Art therapy is a vehicle to express words, feelings and ideas in a nonverbal manner, which allows the person to identify aspects of self that may not be available to them at a verbal level”.

The book depicts some of the author’s drawings; drawings packed with symbolism and other references driven by her deep religiosity and love for all forgiving God, which help the reader to get a sense of her visions, fears, and feelings derived from her mental distress. Thus, readers get well acquainted with a disease that according to the National Institute of Health, as cited by the Depression and Bipolar Support Alliance (DBSA), affects approximately 5.7 million adult Americans (about 2.6% of the U.S. population age 18 and older) every year.

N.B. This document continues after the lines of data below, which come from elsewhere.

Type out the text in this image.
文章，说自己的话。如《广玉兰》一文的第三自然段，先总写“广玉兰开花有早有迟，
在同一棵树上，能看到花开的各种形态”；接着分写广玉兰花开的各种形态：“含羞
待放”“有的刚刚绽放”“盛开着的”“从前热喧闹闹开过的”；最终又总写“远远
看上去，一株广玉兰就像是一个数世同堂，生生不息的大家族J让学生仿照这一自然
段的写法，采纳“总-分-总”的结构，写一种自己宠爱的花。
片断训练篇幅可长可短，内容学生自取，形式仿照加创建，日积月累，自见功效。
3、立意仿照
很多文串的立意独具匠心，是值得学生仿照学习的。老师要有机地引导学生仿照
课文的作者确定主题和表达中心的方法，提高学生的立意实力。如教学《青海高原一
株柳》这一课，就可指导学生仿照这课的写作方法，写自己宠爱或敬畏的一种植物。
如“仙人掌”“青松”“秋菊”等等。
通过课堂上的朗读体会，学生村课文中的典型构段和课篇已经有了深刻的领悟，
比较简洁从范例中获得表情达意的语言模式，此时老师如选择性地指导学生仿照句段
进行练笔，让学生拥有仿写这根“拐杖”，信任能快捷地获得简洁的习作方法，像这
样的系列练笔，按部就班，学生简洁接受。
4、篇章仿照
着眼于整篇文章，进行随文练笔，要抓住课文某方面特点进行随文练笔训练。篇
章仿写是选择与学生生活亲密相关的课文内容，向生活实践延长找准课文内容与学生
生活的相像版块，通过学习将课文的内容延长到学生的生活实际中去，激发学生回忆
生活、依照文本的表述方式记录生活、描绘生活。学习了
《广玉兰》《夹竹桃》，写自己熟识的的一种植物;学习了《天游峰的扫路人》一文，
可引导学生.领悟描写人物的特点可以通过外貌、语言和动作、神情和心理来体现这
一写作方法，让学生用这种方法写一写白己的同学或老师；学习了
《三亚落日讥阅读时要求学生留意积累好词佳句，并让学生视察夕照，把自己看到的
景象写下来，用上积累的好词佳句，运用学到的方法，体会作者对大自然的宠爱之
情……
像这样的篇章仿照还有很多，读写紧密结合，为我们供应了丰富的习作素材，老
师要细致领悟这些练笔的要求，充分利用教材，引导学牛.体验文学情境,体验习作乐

Within the Hispanic tradition, among others, there is a generalized tendency to see mental institutions as hell places of no return, places where devilish doctors take pleasure in torturing patients using them as guinea pigs for some obscure research experimentation. Being that caricaturized picture far from actual reality we, as interpreters and cultural brokers, should be able to convey the proper message in an attempt to properly overcome those putative patients’ thoughts for them to benefit from providers’ knowledge and experience, and ultimately keep their disease under control if not able to recover from it.